Loading labels from a JSON file:

labels_file = (
    repo.repo_root()
    / "projects"
    / "autism_mri"
    / "labels"
    / "Article_Terms.json"
)
read_json(labels_file)
[{'color': '#aec7e8', 'name': 'FieldStrength', 'shortcut_key': 'f'},
 {'color': '#ffbb78', 'name': 'Diagnosis', 'shortcut_key': 'd'},
 {'color': '#98df8a', 'name': 'N_Total', 'shortcut_key': 'n'},
 {'color': '#ff9896', 'name': 'N_Total_Male'},
 {'color': '#c5b0d5', 'name': 'N_Total_Female'},
 {'color': '#dbdb8d', 'name': 'N_Patients'},
 {'color': '#9edae5', 'name': 'N_Controls'},
 {'color': '#aec7e8', 'name': 'N_Controls_Male'},
 {'color': '#ffbb78', 'name': 'N_Controls_Female'},
 {'color': '#98df8a', 'name': 'N_Patients_Male'},
 {'color': '#ff9896', 'name': 'N_Patients_Female'},
 {'color': '#c5b0d5', 'name': 'Age_Mean'},
 {'color': '#c49c94', 'name': 'Age_Min'},
 {'color': '#f7b6d2', 'name': 'Age_Max'},
 {'color': '#dbdb8d', 'name': 'Scanner'},
 {'color': '#9edae5', 'name': 'AnalysisTool'},
 {'color': '#aec7e8', 'name': 'MRI_Modality'}]

Obtaining the full datasets#

This repository only contains the batches of documents currently being annotated.
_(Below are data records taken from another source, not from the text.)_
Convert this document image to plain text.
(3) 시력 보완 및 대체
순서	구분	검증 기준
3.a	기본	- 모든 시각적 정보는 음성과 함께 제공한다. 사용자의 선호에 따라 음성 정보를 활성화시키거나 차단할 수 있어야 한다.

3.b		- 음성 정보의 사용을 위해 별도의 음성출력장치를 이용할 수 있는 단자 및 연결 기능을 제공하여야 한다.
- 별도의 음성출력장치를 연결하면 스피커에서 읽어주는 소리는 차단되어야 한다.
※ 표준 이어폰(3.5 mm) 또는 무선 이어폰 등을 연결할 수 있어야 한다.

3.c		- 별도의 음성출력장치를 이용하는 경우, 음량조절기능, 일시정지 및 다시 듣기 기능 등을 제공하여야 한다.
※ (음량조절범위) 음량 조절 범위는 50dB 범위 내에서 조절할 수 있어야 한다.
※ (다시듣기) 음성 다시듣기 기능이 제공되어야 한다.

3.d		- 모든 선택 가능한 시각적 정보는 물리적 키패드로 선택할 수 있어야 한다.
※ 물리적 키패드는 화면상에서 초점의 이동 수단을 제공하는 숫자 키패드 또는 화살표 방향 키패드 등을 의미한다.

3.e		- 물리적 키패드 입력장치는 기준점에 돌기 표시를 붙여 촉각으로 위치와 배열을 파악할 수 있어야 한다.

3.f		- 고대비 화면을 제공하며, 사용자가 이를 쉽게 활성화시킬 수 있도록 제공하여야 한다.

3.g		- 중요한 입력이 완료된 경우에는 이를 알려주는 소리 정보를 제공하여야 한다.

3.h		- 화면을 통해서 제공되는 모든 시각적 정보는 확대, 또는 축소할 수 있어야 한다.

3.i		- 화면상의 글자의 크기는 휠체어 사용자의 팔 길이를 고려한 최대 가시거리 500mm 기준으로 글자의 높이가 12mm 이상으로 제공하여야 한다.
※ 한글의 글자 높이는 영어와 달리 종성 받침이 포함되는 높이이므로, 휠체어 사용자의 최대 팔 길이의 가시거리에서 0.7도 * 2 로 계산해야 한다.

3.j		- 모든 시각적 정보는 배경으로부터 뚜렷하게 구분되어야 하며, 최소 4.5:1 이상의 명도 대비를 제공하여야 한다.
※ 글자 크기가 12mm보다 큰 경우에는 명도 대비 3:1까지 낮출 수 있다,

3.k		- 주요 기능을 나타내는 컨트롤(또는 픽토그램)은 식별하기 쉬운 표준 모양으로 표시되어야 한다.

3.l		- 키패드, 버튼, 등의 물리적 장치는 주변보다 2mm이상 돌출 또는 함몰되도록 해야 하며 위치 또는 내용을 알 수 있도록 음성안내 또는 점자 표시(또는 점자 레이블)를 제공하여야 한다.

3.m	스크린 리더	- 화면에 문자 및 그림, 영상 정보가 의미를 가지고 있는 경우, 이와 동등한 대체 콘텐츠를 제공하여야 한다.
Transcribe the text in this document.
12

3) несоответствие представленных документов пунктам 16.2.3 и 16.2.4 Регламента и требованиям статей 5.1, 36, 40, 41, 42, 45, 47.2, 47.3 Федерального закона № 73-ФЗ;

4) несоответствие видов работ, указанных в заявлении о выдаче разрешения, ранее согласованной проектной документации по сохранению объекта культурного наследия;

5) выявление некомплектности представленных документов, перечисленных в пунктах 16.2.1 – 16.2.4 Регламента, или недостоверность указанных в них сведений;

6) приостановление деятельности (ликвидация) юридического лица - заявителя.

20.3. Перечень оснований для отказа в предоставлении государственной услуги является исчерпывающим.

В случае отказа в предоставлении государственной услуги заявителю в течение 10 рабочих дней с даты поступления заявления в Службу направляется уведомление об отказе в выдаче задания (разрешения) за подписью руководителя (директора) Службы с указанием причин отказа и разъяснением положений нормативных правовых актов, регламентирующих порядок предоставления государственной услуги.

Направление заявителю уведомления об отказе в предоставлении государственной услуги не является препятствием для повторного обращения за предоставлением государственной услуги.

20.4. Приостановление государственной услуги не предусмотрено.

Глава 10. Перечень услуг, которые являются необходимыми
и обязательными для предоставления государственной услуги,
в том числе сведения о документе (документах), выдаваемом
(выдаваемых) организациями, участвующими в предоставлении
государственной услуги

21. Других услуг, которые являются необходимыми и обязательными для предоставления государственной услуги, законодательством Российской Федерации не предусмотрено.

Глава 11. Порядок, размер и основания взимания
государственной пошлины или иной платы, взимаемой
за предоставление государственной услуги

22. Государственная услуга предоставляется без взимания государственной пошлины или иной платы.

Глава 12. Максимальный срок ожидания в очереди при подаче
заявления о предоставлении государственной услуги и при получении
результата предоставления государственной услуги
These are typically part of a larger dataset, usually created with pubget. It is possible to obtain the full dataset from which the annotated documents were drawn. From the command-line this can be done with the download_datasets.py script:

python3 ./scripts/download_datasets.py [ PROJECT NAME ]

In Python, it can be done with the labelrepo.datasets module:

from labelrepo import datasets
project_datasets = datasets.get_project_datasets(project_name)

The datasets are stored in analysis/data/datasets/.